Surpris par quelques attaques reçues sur les réseaux sociaux, ces dernières heures, à la suite de publications réclamant justice pour Mawda et la fin de la politique de répression des migrants qui prévaut aujourd’hui en Belgique et en Europe, j’ai été relire le récit de l’affaire que fait le principal quotidien belge francophone, le journal Le Soir.

Je vous invite ici à examiner la couverture que ce quotidien « de référence » fait du meurtre de la petite Mawda, cette fillette de deux ans tuée par la police dans la nuit de mercredi à jeudi d’une balle dans la tête.

Vendredi 18, parait un premier article, signé par Lorraine Kihl en page 8 du journal, sous le titre « Les trafiquants choisissent la stratégie du danger maximal ». Le ton est immédiatement donné, la responsabilité du décès, nous explique le quotidien, revient entièrement aux passeurs : « Le chauffeur a foncé sur la police » (une affirmation qui a été abandonnée depuis lors), « Les réseaux kurdes sont réputés comme extrêmement dangereux » et ainsi de suite. Les affirmations du parquet sont reprises sans aucune distance critique : « Seule certitude à ce stade : elle n’est pas décédée des suites des coups de feu des policiers » (c’est moi qui souligne).

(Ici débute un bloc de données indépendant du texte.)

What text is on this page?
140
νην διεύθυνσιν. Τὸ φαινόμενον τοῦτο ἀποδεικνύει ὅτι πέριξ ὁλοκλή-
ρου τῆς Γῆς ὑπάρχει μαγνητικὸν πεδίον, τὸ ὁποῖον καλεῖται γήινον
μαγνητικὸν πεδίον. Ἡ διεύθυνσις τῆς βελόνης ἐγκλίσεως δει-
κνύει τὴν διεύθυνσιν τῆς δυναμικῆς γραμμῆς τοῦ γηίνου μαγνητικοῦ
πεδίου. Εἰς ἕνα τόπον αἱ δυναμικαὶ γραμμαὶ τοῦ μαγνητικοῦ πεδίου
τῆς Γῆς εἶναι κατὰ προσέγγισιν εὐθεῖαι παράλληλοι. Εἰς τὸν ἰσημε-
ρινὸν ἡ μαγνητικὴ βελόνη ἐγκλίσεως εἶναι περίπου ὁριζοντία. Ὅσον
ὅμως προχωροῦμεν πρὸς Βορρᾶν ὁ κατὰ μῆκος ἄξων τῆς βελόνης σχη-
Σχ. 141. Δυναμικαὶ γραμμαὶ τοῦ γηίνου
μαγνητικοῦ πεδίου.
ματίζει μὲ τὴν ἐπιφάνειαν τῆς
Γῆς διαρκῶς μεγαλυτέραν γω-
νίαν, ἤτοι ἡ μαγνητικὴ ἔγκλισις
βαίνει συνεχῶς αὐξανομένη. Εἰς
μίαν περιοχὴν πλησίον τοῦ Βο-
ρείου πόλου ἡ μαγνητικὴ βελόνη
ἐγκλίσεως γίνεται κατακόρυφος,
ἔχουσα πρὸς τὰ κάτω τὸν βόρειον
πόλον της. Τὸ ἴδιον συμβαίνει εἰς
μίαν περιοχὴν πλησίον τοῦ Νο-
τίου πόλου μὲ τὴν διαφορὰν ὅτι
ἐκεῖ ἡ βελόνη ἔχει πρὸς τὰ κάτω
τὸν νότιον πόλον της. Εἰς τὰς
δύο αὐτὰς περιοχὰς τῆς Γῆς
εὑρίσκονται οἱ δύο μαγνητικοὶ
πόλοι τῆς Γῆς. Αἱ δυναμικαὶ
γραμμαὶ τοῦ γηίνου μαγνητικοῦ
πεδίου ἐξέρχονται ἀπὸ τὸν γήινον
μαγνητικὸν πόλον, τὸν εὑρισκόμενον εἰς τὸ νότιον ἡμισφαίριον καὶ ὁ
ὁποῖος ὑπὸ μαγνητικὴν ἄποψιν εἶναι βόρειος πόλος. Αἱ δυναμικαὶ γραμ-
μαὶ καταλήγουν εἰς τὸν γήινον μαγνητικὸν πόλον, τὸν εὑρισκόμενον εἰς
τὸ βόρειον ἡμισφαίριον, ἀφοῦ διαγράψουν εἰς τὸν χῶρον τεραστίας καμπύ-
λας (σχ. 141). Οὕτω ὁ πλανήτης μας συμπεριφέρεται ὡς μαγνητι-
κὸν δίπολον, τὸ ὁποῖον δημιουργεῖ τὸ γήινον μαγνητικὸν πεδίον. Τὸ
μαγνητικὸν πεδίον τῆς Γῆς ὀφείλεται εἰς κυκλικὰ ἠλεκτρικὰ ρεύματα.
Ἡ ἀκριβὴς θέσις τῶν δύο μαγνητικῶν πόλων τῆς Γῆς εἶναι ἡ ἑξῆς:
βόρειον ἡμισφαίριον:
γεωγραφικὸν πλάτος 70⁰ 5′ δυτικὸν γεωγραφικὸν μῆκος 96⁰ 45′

Samedi 19, le sujet apparait (enfin) en Une, sous le titre « Brouillard autour de la mort par balle d’une réfugiée de deux ans ». Il apparait désormais que la fillette a été tuée par balle (c’est un rien gênant au vu de ce qui a été rapporté la veille). Le quotidien vespéral amorce donc une courbe rentrante, en arguant, tout au long d’un copieux article signé de pas moins de quatre plumes (Eric Deffet, Sandra Durieux, Lorraine Kihl et Marc Metdepenningen), du flou qui marquerait cette affaire et excuserait donc l’article unilatéral de la veille (Martine Vandemeulebroucke répliquera dans la journée à ses anciens collègues avec un billet d’une ironie vitriolesque : « Mawda ou l’art de l’enfumage »). Cela n’empêche pas le quotidien de continuer à relayer les éléments de langage gouvernementaux, en parlant par exemple d’« un tir qui l’a atteinte à la joue » plutôt que « une balle dans la tête ». Le point de vue du ministère de l’Intérieur est relayé sur trois colonnes : « Jan Jambon soutient sa police : ’Aucune raison de douter’ ». Le point de vue opposé n’est par contre relayé que sous la forme d’une photo de manifestation, avec une description en légende, mais sans aucun élément de contenu.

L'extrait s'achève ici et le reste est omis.